Ian Fozard wrote to us "SIBA has amassed some quality brewery production cost data with participating breweries ranging from sub 1000HL up to >20000HL. We have looked at the economies of scale vs duty increases above 5000HL and our view is that duty reform above 5000HL is necessary as the increased duty above 5000HL exceeds any economies of scale achievable at these levels...It is also our view that the real culprits in deep discounting are those very large national and multi-national brewers producing vast volumes way above even the largest independents and driving down prices generally."
Robert Humphries offered to discuss the matter with me, replying to my query about whether stats had been gathered "...the answer is yes, but as so often the data could be better! " no other substantive comments were made.
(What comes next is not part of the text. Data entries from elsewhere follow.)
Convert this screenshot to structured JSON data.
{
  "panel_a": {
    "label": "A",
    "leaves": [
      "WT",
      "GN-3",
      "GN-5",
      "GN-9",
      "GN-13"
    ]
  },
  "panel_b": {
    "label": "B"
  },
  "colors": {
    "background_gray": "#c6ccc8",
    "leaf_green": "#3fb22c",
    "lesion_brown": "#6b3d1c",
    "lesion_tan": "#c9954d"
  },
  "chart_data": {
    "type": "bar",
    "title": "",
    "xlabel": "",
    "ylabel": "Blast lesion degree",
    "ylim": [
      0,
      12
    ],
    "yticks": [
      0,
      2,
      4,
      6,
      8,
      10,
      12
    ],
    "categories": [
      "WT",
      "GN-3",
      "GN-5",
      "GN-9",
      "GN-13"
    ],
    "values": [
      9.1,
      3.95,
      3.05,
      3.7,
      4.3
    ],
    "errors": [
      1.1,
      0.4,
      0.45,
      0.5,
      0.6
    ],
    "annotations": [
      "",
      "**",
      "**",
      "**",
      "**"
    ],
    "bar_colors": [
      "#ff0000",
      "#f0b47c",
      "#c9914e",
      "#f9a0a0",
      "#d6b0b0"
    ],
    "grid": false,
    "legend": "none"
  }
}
SIBA should be making Beerflex work for small brewers,(eg minimum deliveries of 2 casks, true 'flexible ' pricing) prove to Government that it works and not be bowing to pressure from the SBR Coalition, in a 'compromise' where SBR is reduced. Seems to us SIBA are not committed to Small brewers any longer, and there is a problem of not being heard - getting to AGMS, and even regional meetings is very difficult for a 3 person outfit, for all the reasons you describe.
Cheers
Bill and Anna, Cullercoats Brewery (Bill will get to Liverpool around 11.30 Thursday)

Real Ale Up North said...

Well said that man. Another educative and enlightening post.